Recent Release: Painter to the Queen - Michel Sittow, Courtier to Isabella of Castile and the Habsburg Dynasty
October 21 2025
Picture: brepols
Posted by Adam Busiakiewicz:
The publishers Brepols have recently released the following title Painter to the Queen - Michel Sittow, Courtier to Isabella of Castile and the Habsburg Dynasty. The volume was penned by Oskar Jacek Rojewski.
According to the blurb:
Michel Sittow was born in Reval c. 1469, today the Estonian capital city of Tallinn. Possibly trained in the workshop of Hans Memling in Bruges, he subsequently moved to work in the Iberian Peninsula, where he first held the position of court painter. This monograph undertakes research on this phase of his career. In the Kingdom of Castille, Michel Sittow was appointed painter to Queen Isabella and became a member of her household with an impressive annual salary. Thanks to the analysis of archival documents and formal and iconographical studies on Sittow’s paintings, it is possible to explain the court painter’s life circumstances and describe the benefits he enjoyed and the difficulties he faced. The Castilian period was crucial for Michel Sittow’s career since over the course of his professional life, he also resided at the courts of Philip the Fair, Margaret of Austria, Christian II of Denmark and Charles V, all relatives of his first royal patron. While serving European monarchs, he transferred Memling’s techniques and visual language beyond the Low Countries and developed his artistic practice and style. The analysis of the various contexts Michel Sittow worked in sheds light on his oeuvre and his possible privileged status as a courtier, which provided opportunities to establish a flourishing and ambitious career in northern and southern Europe.
Parmigianino Self Portrait (?) Debate in Parma
October 21 2025
Picture: Galleria nazionale di Parma
Posted by Adam Busiakeiwicz:
The Galleria nazionale di Parma have just opened a display dedicated to investigating the attribution of the following painting, which during the 19th and early 20th centuries was considered by some to be a Self Portrait by Parmigianino. The work, which has been kept in storage for many years, has been placed alongside a fragment of St John the Baptist by Michelangelo Anselmi (1491-1556), to whom some scholars have also attributed the work. The display will be on view until 11th January 2026, if you'd like to make your own decision on the attribution!

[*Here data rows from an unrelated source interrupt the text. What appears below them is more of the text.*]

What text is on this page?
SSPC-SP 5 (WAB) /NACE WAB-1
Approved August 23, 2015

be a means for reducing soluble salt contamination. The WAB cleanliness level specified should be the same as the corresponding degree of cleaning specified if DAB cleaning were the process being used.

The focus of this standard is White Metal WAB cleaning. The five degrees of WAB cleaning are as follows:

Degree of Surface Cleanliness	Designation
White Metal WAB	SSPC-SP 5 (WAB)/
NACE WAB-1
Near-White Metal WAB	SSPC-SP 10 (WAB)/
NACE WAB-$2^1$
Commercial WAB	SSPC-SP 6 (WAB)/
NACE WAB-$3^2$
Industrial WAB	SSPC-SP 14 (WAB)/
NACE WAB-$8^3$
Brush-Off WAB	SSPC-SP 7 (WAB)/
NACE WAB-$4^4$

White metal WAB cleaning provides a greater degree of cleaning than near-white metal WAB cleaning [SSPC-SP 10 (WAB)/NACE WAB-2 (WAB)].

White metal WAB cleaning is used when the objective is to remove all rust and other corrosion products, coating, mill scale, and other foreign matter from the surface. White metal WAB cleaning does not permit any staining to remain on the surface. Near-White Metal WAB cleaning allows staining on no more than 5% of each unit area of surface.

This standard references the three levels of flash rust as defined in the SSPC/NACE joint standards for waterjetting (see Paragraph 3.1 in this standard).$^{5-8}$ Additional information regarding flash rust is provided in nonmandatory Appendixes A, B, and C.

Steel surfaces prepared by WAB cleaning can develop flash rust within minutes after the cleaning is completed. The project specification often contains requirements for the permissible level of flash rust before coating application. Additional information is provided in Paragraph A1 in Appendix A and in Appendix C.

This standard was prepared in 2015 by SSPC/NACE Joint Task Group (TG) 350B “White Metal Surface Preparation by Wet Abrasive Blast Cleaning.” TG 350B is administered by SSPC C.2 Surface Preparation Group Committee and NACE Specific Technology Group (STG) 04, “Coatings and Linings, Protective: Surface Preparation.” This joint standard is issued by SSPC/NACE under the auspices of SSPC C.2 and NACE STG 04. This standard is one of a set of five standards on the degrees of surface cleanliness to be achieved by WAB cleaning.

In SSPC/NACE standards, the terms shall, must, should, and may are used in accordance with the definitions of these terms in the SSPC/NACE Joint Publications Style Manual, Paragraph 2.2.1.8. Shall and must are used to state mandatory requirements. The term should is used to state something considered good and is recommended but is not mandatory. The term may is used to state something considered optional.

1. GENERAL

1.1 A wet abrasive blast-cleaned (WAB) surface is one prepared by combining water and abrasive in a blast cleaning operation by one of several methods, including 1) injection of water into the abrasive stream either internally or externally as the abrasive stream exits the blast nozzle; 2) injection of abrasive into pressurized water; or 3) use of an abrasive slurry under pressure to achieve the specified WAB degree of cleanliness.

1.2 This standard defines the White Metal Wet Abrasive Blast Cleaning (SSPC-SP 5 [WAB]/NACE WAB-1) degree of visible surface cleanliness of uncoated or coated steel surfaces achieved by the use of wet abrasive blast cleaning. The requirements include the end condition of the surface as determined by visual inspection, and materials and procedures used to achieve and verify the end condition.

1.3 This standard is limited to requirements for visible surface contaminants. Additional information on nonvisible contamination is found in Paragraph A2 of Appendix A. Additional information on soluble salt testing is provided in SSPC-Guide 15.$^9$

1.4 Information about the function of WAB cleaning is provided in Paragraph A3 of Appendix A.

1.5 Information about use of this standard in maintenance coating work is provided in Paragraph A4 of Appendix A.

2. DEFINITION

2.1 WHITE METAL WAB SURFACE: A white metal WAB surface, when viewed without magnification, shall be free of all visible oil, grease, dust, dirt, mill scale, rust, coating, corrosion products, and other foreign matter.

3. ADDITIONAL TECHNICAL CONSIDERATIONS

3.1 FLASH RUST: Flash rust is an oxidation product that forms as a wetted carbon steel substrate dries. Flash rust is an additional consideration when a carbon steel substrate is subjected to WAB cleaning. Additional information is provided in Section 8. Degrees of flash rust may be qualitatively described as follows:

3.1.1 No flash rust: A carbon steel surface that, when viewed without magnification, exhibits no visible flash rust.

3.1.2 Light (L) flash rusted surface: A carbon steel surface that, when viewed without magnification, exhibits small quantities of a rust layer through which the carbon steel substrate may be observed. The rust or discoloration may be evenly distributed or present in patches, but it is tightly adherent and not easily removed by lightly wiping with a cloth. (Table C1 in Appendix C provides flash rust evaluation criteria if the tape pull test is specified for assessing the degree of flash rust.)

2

Adam de Coster Reattributed
October 20 2025
Picture: Prado
Posted by Adam Busiakiewicz:
News from Spain that the ARS Magazine have published an article concerning the reattribution of the following Card Players in the Prado to the Flemish artist Adam de Coster. Written by Anne Delvingt, the museum had historically attributed the work to Gerrit Honthorst in the past.
Louvre Jewels Stolen
October 20 2025
Video: BBC
Posted by Adam Busiakiewicz:
Very concerning news broke yesterday morning regarding some jewels that were stolen from the Louvre in Paris. It seems the thieves managed to access galleries via a mechanical lift and balcony. No one was hurt and the thieves have been described as 'very professional'. Fingers crossed they'll be tracked down.